Der Kunde stimmt zu, dass seine persönlichen Daten, nämlich Name/Firma, Beruf, Geburtsdatum, Firmenbuchnummer, Vertretungsbefugnisse, Ansprechperson, Geschäftsanschrift und sonstige Adressen des Kunden, Telefonnummer, Telefaxnummer, E-Mail-Adresse, Bankverbindungen, Kreditkartendaten, UID-Nummer) zum Zwecke der Vertragserfüllung und Betreuung des Kunden sowie für eigene Werbezwecke, beispielsweise zur Zusendung von Angeboten, Werbeprospekten und Newsletter (in Papier- und elektronischer Form), sowie zum Zwecke des Hinweises auf die zum Kunden bestehende oder vormalige Geschäftsbeziehung (Referenzhinweis) automationsunterstützt ermittelt, gespeichert und verarbeitet werden.
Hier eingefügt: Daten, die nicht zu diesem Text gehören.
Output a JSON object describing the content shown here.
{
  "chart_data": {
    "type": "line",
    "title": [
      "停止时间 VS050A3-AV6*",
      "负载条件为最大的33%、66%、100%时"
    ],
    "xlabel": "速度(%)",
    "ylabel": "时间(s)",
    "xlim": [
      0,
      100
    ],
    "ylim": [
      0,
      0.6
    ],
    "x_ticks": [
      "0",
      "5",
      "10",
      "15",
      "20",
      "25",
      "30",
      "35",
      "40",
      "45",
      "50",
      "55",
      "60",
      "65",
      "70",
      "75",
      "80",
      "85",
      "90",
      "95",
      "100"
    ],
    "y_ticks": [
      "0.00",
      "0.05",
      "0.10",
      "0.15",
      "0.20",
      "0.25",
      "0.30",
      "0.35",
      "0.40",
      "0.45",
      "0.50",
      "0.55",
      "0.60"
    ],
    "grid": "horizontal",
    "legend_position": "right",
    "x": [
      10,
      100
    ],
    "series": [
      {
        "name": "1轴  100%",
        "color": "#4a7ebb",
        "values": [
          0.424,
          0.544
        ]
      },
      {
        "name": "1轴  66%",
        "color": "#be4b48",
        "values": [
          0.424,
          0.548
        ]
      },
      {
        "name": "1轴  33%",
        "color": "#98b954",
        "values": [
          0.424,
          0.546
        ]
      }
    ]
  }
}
Der Auftraggeber ist einverstanden, dass ihm elektronische Post zu Werbezwecken bis auf Widerruf zugesendet wird.

Diese Zustimmung kann jederzeit schriftlich mittels E-Mail, Telefon oder Brief an die im Kopf der AGB angeführten Kontaktdaten widerrufen werden.

  1. Anzuwendendes Recht

Der Vertrag und alle daraus abgeleiteten wechselseitigen Rechte und Pflichten sowie Ansprüche zwischen der Agentur und dem Kunden unterliegen dem österreichischen materiellen Recht unter Ausschluss seiner Verweisungsnormen und unter Ausschluss des UN-Kaufrechts.

  1. Erfüllungsort und Gerichtsstand

16.1  Erfüllungsort ist der Sitz der Agentur. Bei Versand geht die Gefahr auf den Kunden über, sobald die Agentur die Ware dem von ihr gewählten Beförderungsunternehmen übergeben hat.

16.2  Als Gerichtsstand für alle sich zwischen der Agentur und dem Kunden ergebenden Rechtsstreitigkeiten im Zusammenhang mit diesem Vertragsverhältnis wird das für den Sitz der Agentur sachlich zuständige Gericht vereinbart. Ungeachtet dessen ist die Agentur berechtigt, den Kunden an seinem allgemeinen Gerichtsstand zu klagen.

16.3  Soweit in diesem Vertrag auf natürliche Personen bezogene Bezeichnungen nur in männlicher Form angeführt sind, beziehen sie sich auf Frauen und Männer in gleicher Weise. Bei der Anwendung der Bezeichnung auf bestimmte natürliche Personen ist die jeweils geschlechtsspezifische Form zu verwenden.

Änderungen der AGB bedürfen der Schriftform.